Cet espace/temps doit se situer en dehors de tout enjeu,
de tout résultat. Il doit être entièrement retiré
du cycle de la production qui risquerait d'avoir une influence sur le
format. Les conditions de travail doivent néanmoins être
optimales, les auteurs doivent pouvoir être accueillis en résidence
dans un cadre leur permettant de se soumettre totalement à ce travail.
Ce postulat nous a conduit à proposer à
des artistes de cirque de travailler en laboratoire sans contraintes,
pour des périodes de 3 semaines consécutives et ce, plusieurs
fois dans l'année.
Un premier laboratoire se déroule du 25 août
au 13 septembre 2003, à Cherbourg-Octeville.
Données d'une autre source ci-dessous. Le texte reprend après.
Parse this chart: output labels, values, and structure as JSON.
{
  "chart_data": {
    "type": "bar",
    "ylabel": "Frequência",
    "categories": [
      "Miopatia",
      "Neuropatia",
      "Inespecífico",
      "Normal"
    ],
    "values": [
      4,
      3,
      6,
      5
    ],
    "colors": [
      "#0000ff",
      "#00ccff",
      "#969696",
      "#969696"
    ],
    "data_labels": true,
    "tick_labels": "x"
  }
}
Il réunit Mathurin
Bolze, Suzanne Da Cruz, Thomas Guérineau, Angela Laurier, Mahmoud
Louertani et Abdel Senadhji. Il est dirigé par François
Verret, dont la tâche est de mettre en route le chantier, d'approfondir
les propositions des auteurs-interprètes, de les transcrire. Il
est accompagné de Christian Dubet, éclairagiste et de Goury,
scénographe.
Les labos pourront donner lieu à des « lectures
publiques », qui seront des moments d'ateliers ouverts au public.